Sławomir Szmal: jedna bramka zadecydowała o tytule najlepszej drużyny w Europie

2023-06-20 09:15 aktualizacja: 2023-06-20, 14:19
Piłkarze ręczni z drużyny  Barlinek Industria Kielce. Fot. PAP/Panoramic/Elyxandro Cegarra
Piłkarze ręczni z drużyny Barlinek Industria Kielce. Fot. PAP/Panoramic/Elyxandro Cegarra
Z żalem spoglądało się na ten finał, drużyna z Kielc była naprawdę bardzo blisko zwycięstwa – powiedział w rozmowie z PAP.PL Sławomir Szmal, b. bramkarz reprezentacji Polski w piłce ręcznej, b. zawodnik Vive Kielce, wiceprezes Związku Piłki Ręcznej w Polsce.

PAP: Miniony sezon był dla Barlinka Industrii Kielce bardzo wymagający. Drużyna występowała w spotkaniach zarówno w kraju jak i za granicą. Jak możemy ocenić przygotowanie i kondycję klubu?

Sławomir Szmal: Patrząc na aspekty sportowe trzeba powiedzieć i to dość mocno, że cały sezon był bardzo udany. Główny cel, jaki piłkarze mieli narzucony, czyli zdobycie mistrzostwa Polski zrealizowali. Zdobyli tytuł, grając bardzo dobrze przez całą ligę.  Biorąc  pod uwagę rozgrywki Ligii Mistrzów przez cały sezon byli faworytem rozgrywek w swojej grupie.
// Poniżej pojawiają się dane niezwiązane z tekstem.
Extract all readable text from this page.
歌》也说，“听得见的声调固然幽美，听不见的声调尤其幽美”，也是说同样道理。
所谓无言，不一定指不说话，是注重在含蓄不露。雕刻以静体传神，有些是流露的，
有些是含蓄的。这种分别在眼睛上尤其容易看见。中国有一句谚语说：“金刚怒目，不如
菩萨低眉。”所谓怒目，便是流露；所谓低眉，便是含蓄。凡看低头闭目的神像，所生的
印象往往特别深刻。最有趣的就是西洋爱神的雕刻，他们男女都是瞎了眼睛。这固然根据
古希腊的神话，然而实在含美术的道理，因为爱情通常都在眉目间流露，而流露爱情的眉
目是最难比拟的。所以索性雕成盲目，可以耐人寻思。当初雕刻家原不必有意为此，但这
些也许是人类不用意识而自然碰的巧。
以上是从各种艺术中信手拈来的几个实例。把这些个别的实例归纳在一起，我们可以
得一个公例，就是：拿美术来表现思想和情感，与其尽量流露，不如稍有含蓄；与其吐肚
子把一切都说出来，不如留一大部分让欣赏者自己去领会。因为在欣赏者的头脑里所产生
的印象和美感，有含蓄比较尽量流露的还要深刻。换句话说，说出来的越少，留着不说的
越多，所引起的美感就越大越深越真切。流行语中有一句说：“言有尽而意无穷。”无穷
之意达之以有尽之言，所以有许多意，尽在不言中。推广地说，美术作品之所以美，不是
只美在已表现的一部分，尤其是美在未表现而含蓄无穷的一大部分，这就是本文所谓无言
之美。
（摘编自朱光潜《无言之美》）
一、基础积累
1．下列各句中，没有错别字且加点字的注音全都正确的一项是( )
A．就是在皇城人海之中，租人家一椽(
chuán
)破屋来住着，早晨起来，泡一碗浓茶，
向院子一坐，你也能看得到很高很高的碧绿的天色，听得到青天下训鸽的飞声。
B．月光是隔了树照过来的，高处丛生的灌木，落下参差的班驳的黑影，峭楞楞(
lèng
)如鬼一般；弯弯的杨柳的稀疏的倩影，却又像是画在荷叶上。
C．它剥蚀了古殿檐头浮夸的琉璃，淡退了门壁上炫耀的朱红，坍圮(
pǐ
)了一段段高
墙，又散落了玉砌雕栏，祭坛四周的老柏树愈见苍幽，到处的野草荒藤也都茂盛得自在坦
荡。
Kielczanie pokazali dobrą formę do końca sezonu. Jedna bramka zadecydowała o tytule najlepszej drużyny w Europie. Z żalem spoglądało się na ten finał, drużyna z Kielc była naprawdę bardzo blisko zwycięstwa. Spotkanie było emocjonujące, miłe dla oka zwłaszcza kibiców piłki ręcznej

PAP: Czy oprócz imponujących sukcesów pojawiły się  jakieś słabe strony?

S.S: Jedynym minusem, o jakim możemy powiedzieć w tym sezonie jest niezdobycie Pucharu Polski. Należą się gratulacje dla Płocka, chłopaków z Orlenu Wisły Płock, którzy zdobyli to trofeum.
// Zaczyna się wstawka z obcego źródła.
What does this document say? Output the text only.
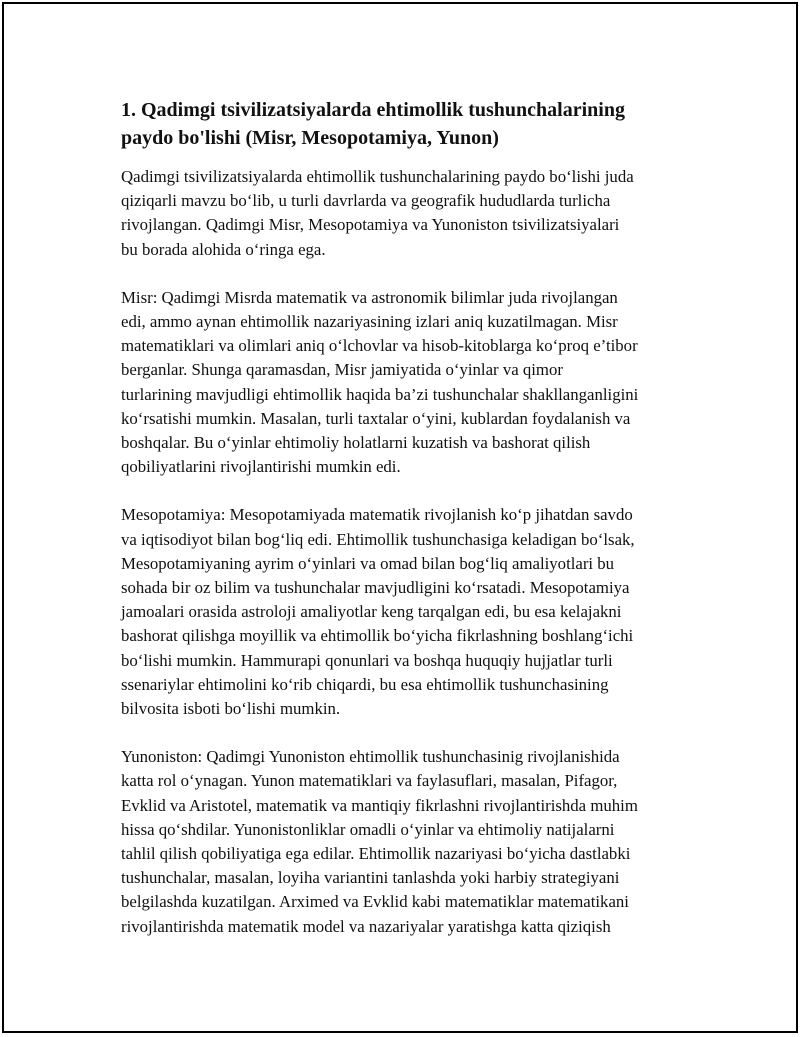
1. Qadimgi tsivilizatsiyalarda ehtimollik tushunchalarining
paydo bo'lishi (Misr, Mesopotamiya, Yunon)

Qadimgi tsivilizatsiyalarda ehtimollik tushunchalarining paydo bo‘lishi juda
qiziqarli mavzu bo‘lib, u turli davrlarda va geografik hududlarda turlicha
rivojlangan. Qadimgi Misr, Mesopotamiya va Yunoniston tsivilizatsiyalari
bu borada alohida o‘ringa ega.

Misr: Qadimgi Misrda matematik va astronomik bilimlar juda rivojlangan
edi, ammo aynan ehtimollik nazariyasining izlari aniq kuzatilmagan. Misr
matematiklari va olimlari aniq o‘lchovlar va hisob-kitoblarga ko‘proq e’tibor
berganlar. Shunga qaramasdan, Misr jamiyatida o‘yinlar va qimor
turlarining mavjudligi ehtimollik haqida ba’zi tushunchalar shakllanganligini
ko‘rsatishi mumkin. Masalan, turli taxtalar o‘yini, kublardan foydalanish va
boshqalar. Bu o‘yinlar ehtimoliy holatlarni kuzatish va bashorat qilish
qobiliyatlarini rivojlantirishi mumkin edi.

Mesopotamiya: Mesopotamiyada matematik rivojlanish ko‘p jihatdan savdo
va iqtisodiyot bilan bog‘liq edi. Ehtimollik tushunchasiga keladigan bo‘lsak,
Mesopotamiyaning ayrim o‘yinlari va omad bilan bog‘liq amaliyotlari bu
sohada bir oz bilim va tushunchalar mavjudligini ko‘rsatadi. Mesopotamiya
jamoalari orasida astroloji amaliyotlar keng tarqalgan edi, bu esa kelajakni
bashorat qilishga moyillik va ehtimollik bo‘yicha fikrlashning boshlang‘ichi
bo‘lishi mumkin. Hammurapi qonunlari va boshqa huquqiy hujjatlar turli
ssenariylar ehtimolini ko‘rib chiqardi, bu esa ehtimollik tushunchasining
bilvosita isboti bo‘lishi mumkin.

Yunoniston: Qadimgi Yunoniston ehtimollik tushunchasinig rivojlanishida
katta rol o‘ynagan. Yunon matematiklari va faylasuflari, masalan, Pifagor,
Evklid va Aristotel, matematik va mantiqiy fikrlashni rivojlantirishda muhim
hissa qo‘shdilar. Yunonistonliklar omadli o‘yinlar va ehtimoliy natijalarni
tahlil qilish qobiliyatiga ega edilar. Ehtimollik nazariyasi bo‘yicha dastlabki
tushunchalar, masalan, loyiha variantini tanlashda yoki harbiy strategiyani
belgilashda kuzatilgan. Arximed va Evklid kabi matematiklar matematikani
rivojlantirishda matematik model va nazariyalar yaratishga katta qiziqish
PAP: W mediach krążyły informacje o kryzysie finansowym w drużynie z Kielc. Czy został on zażegnany?

S.S.:  Trudno mi mówić o sytuacji finansowej klubu.  Wiadomo, że pojawił się nowy sponsor. Drużyna grała świetnie w rozgrywkach najlepszej ligi na świecie. Mam nadzieję, że sponsorzy pozostaną z  klubem. Należy wziąć pod uwagę jedną rzecz. Łatwo się burzy, ale bardzo długo się buduje.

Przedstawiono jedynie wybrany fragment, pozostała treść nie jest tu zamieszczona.